Supplementary Figure 3 Overall structures of the heptamer and hexamer. (a-c) Top panels, The cryo-em maps of the indicated complexes are shown in surface representation, with individual components color coded. Bottom panel, the maps are shown in transparent surface representation, with models superimposed. Both the CTD top-view
and consecutively rotated side-views are shown. a, hexamer AMPPNP. b, heptamer ADP c, hexamer ADP.
Supplementary Figure 4 Arrangements of oligonucleic-acid-binding subdomains (OBs) in the heptamer and double hexamer. (a-b) Arrangements of OB subdomains from the heptamer (a), and the double hexamer (b). Models are shown in ribbon representation. Individual OB subdomains are color-coded. (c-d) Superimposition of OB subdomains from heptamer (color-coded) and double hexamer (grey), shown in top (c) and side (d) views. The alignment is done using the OB of Mcm7 as reference.
Supplementary Figure 5 Constellation of Cdt1-binding sites in the heptamer and double hexamer. (a) The binding sites of Cdt1 on the NTD of Mcm2 (orange), CTD-A of Mcm6 (blue) and NTD of Mcm4 (magenta) as well as the two interacting N-C-linkers of Mcm6 (sky blue) and Mcm4 (red) in the heptamer are highlighted in different colors. (b) The MCM single hexamer from the double hexamer is aligned to the heptamer and shown in a similar orientation as in (a), with Cdt1 binding sites mapped. The NTD of Mcm6 (tan) is used as reference for the alignment.
Supplementary Figure 6 Structural comparison of the heptamer and double hexamer. (a-f) Conformational differences of each NTDs from the heptamer and the double hexamer. NTD-A was used as reference for the alignment. NTDs of the heptamer are color coded and the corresponding NTDs in the DH are in grey. Dramatic changes are observed for the ZF motifs of Mcm2 (20 Å) and Mcm3 (10 Å). The distance changes of the other motifs of NTDs (ZF and OB) are measured by r.m.s.d. (root-mean-square deviation). r.m.s.d. values: M2 (7.5 Å), M6 (1.9 Å), M4 (2.0 Å), M7 (1.6 Å), M3 (3.5 Å), M5 (2.2 Å). (g-k) Conformational differences of the CTD-A dimers in the heptamer (color-coded for subunits) and in the double hexamer (grey). One CTD-A of each neighboring pairs (the left one) was used as the reference for alignment. Calculated r.m.s.d values of the other CTD-As are: M6 (4.3 Å), M4 (6.0 Å), M7 (6.8 Å), M3 (6.1 Å), M5 (5.0 Å).

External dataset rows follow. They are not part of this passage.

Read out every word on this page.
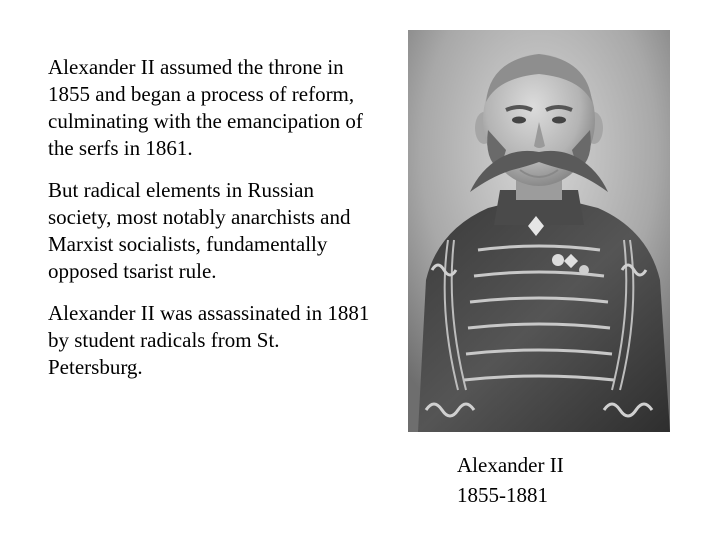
Alexander II assumed the throne in 1855 and began a process of reform, culminating with the emancipation of the serfs in 1861.

But radical elements in Russian society, most notably anarchists and Marxist socialists, fundamentally opposed tsarist rule.

Alexander II was assassinated in 1881 by student radicals from St. Petersburg.

Alexander II
1855-1881
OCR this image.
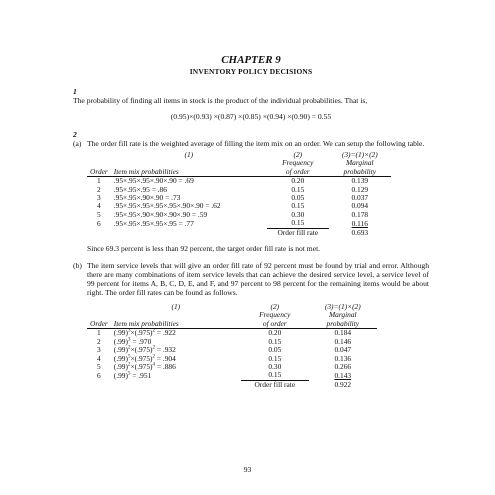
CHAPTER 9
INVENTORY POLICY DECISIONS
1

The probability of finding all items in stock is the product of the individual probabilities. That is,

(0.95)×(0.93) ×(0.87) ×(0.85) ×(0.94) ×(0.90) = 0.55
2
(a) The order fill rate is the weighted average of filling the item mix on an order. We can setup the following table.
	(1)	(2)	(3)=(1)×(2)
		Frequency	Marginal
Order	Item mix probabilities	of order	probability
1	.95×.95×.95×.90×.90 = .69	0.20	0.139
2	.95×.95×.95 = .86	0.15	0.129
3	.95×.95×.90×.90 = .73	0.05	0.037
4	.95×.95×.95×.95×.95×.90×.90 = .62	0.15	0.094
5	.95×.95×.90×.90×.90×.90 = .59	0.30	0.178
6	.95×.95×.95×.95×.95 = .77	0.15	0.116
		Order fill rate	0.693

Since 69.3 percent is less than 92 percent, the target order fill rate is not met.

(b) The item service levels that will give an order fill rate of 92 percent must be found by trial and error. Although there are many combinations of item service levels that can achieve the desired service level, a service level of 99 percent for items A, B, C, D, E, and F, and 97 percent to 98 percent for the remaining items would be about right. The order fill rates can be found as follows.
	(1)	(2)	(3)=(1)×(2)
		Frequency	Marginal
Order	Item mix probabilities	of order	probability
1	$(.99)^3\times(.975)^2 = .922$	0.20	0.184
2	$(.99)^3 = .970$	0.15	0.146
3	$(.99)^2\times(.975)^2 = .932$	0.05	0.047
4	$(.99)^5\times(.975)^2 = .904$	0.15	0.136
5	$(.99)^2\times(.975)^4 = .886$	0.30	0.266
6	$(.99)^5 = .951$	0.15	0.143
		Order fill rate	0.922
93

Supplementary Figure 7 Cdc45 and GINS are structurally incompatible for interactions with MCM subunits in the heptamer and open- and closed-ring conformations of different MCM complexes. (a) Structure of the CMG complex in surface representation. The map of the CMG was converted from a previous atomic model (PDB 3JC5). Mcm5, Mcm2, GINS, Cdc45 are colored yellow, orange, sky blue and purple, respectively. (b) Structure of the Cdt1 Mcm2-7 heptamer, displayed in a comparable orientation as in (a). (c-d) Superimposition of Cdc45 and GINS from the CMG structure onto the map of the heptamer, showing in top (c) and side (d) views. Mcm2-NTD was used as reference for the alignment. As shown, aligned
Cdc45/GINS exhibits structural conflict with the CTD-A of Mcm5 in the heptamer, indicating that the interactions of Cdc45/GINS with the NTDs of Mcm5 and Mcm2 observed in the CMG complex could not be simultaneously satisfied in the heptamer. (e) CTD top views of the cryo-em maps (grey) of the yeast MCM hexamer, Cdt1 MCM heptamer, and double hexamer (EMD-6338). The double hexamer map is low-pass filter to 10 Å. (f) CTD top views of the two conformers of the yeast CMG complex (EMD-6536 and EMD-6535). (g) CTD top views of the two conformers of the Drosophila CMG complex (EMD-3321 and EMD-3320).